The Real Loser of the Iran Election: Obama
President Obama is right not to talk too much about Iran.
Words of support from an American president cannot much help the protesters – and may hurt them, by exciting nationalist feelings the regime can exploit against them.
Worse, such words stake the credibility of the United States, implying promises of support that will not be realized. Hungary 1956 is the obvious precedent, but there have been too many other cases in recent years of presidents issuing rhetorical rubber checks.
Besides: while the protests against Iran’s apparently rigged election result do look like an outpouring of democratic sentiment, the US should be properly wary of anything that might look like an endorsement of Hossein Mousavi – a dubious enough character in his own right.
At the same time, if President Obama’s immediate response has been right, his long-term approach to Iran remains ominously wrong.
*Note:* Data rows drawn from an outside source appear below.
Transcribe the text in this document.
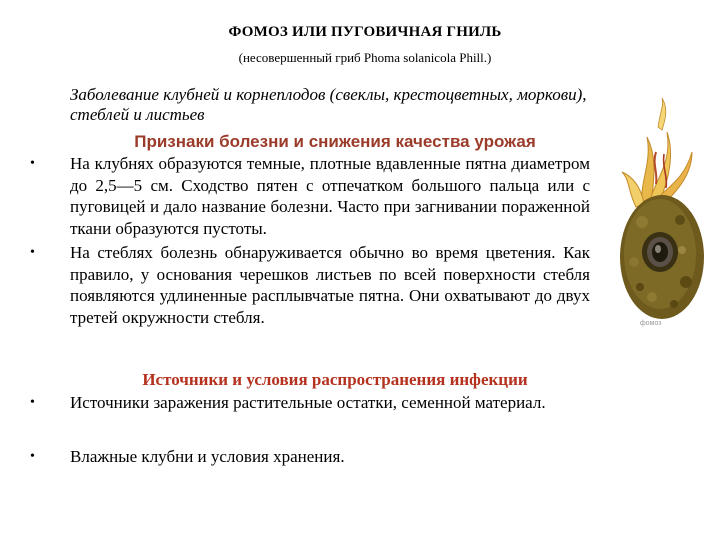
ФОМОЗ ИЛИ ПУГОВИЧНАЯ ГНИЛЬ
(несовершенный гриб Phoma solanicola Phill.)
Заболевание клубней и корнеплодов (свеклы, крестоцветных, моркови), стеблей и листьев
Признаки болезни и снижения качества урожая
• На клубнях образуются темные, плотные вдавленные пятна диаметром до 2,5—5 см. Сходство пятен с отпечатком большого пальца или с пуговицей и дало название болезни. Часто при загнивании пораженной ткани образуются пустоты.
• На стеблях болезнь обнаруживается обычно во время цветения. Как правило, у основания черешков листьев по всей поверхности стебля появляются удлиненные расплывчатые пятна. Они охватывают до двух третей окружности стебля.
Источники и условия распространения инфекции
• Источники заражения растительные остатки, семенной материал.
• Влажные клубни и условия хранения.
фомоз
While his administration continues to condemn an Iranian nuclear weapon as “unacceptable,” the president himself has been signaling for a year that his goal is to reach some kind of agreement that can be (mis)represented as removing the “threat” form those weapons. The president’s goal in Iran has always been above all to thread his own political escape from the stark policy alternatives: accept an Iranian bomb or use forceful action to stop it.
If the Iranian regime had allowed Ahmadinejad to lose the presidential election, that result would have offered some hope to Obama that his desire for a face-saving deal might be fulfilled. As is, he has been stranded, left to confront a regime that has shamelessly declared a refusal to conciliate anyone in any measure, its own people above all, but also this now stranded American president.